Au sein de l'administration, un groupe important plaide pour utiliser cet achat comme moyen de compenser les risques de la politique européenne. L'armée, cependant, préfère l'avion de combat américain F-35.

"Les sept membres du Conseil fédéral doivent évaluer le paquet global", souligne pour sa part Bernhard Brenner, responsable des ventes chez Airbus Défense et Espace (le fabricant de l'Eurofighter), cité dans le SonntagsZeitung. Selon lui, il ne faudrait pas que la décision concernant le nouvel avion de combat suisse soit prise uniquement sur la base de critères militaires.

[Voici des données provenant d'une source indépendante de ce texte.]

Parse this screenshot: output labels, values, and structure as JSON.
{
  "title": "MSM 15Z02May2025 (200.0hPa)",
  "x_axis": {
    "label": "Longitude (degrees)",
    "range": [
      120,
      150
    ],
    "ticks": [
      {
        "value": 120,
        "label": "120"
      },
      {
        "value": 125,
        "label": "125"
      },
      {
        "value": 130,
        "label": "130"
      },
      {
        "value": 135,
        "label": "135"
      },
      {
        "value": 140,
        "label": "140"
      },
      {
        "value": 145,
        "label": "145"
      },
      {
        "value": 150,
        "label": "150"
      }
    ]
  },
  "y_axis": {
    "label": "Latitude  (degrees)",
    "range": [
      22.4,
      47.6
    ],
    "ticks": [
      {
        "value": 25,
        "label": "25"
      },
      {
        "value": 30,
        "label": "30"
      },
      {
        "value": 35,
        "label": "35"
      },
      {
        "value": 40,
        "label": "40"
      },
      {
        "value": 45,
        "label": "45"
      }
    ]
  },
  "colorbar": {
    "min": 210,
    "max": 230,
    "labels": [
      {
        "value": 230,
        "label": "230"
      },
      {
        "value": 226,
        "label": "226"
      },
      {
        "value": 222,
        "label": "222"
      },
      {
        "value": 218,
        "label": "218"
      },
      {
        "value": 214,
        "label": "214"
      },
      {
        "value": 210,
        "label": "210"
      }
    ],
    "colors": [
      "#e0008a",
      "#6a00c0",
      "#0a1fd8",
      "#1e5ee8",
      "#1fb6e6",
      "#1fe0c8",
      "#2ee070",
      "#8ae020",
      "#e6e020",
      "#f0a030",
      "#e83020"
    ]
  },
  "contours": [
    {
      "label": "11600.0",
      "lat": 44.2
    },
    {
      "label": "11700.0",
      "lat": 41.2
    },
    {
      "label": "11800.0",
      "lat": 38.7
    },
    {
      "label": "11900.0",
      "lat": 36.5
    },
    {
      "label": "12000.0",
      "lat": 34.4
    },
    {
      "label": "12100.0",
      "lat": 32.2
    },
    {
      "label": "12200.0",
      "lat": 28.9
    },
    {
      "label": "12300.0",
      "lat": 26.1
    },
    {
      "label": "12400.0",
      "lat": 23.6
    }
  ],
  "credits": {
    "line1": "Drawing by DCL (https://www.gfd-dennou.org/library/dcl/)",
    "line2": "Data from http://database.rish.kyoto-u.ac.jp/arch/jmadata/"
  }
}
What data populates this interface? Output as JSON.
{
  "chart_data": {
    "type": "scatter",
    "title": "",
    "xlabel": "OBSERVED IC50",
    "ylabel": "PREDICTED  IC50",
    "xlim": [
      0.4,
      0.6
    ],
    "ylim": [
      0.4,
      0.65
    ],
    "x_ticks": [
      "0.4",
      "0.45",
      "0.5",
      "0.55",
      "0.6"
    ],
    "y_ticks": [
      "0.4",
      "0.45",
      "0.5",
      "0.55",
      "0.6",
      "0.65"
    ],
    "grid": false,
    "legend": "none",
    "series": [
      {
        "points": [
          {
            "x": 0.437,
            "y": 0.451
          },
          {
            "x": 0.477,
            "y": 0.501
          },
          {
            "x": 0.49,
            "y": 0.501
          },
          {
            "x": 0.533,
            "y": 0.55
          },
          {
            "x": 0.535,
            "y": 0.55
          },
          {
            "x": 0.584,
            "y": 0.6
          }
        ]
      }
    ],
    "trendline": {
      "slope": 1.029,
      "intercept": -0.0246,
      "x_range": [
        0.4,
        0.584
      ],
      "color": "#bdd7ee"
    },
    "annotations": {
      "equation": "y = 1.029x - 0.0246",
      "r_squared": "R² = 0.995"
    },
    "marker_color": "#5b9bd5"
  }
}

"Les éléments économiques et politiques sont tout aussi importants", avance-t-il. Airbus fait valoir que, suite à l'abandon de l'accord-cadre, si la Suisse décidait de coopérer avec trois Etats de l'UE, cela simplifierait le dialogue avec Bruxelles et aiderait à trouver de nouvelles voies. Il propose par ailleurs d'assembler l'Eurofighter en Suisse si Berne retient l'avion de combat dans le cadre d'un contrat de défense de 6 milliards de francs suisses.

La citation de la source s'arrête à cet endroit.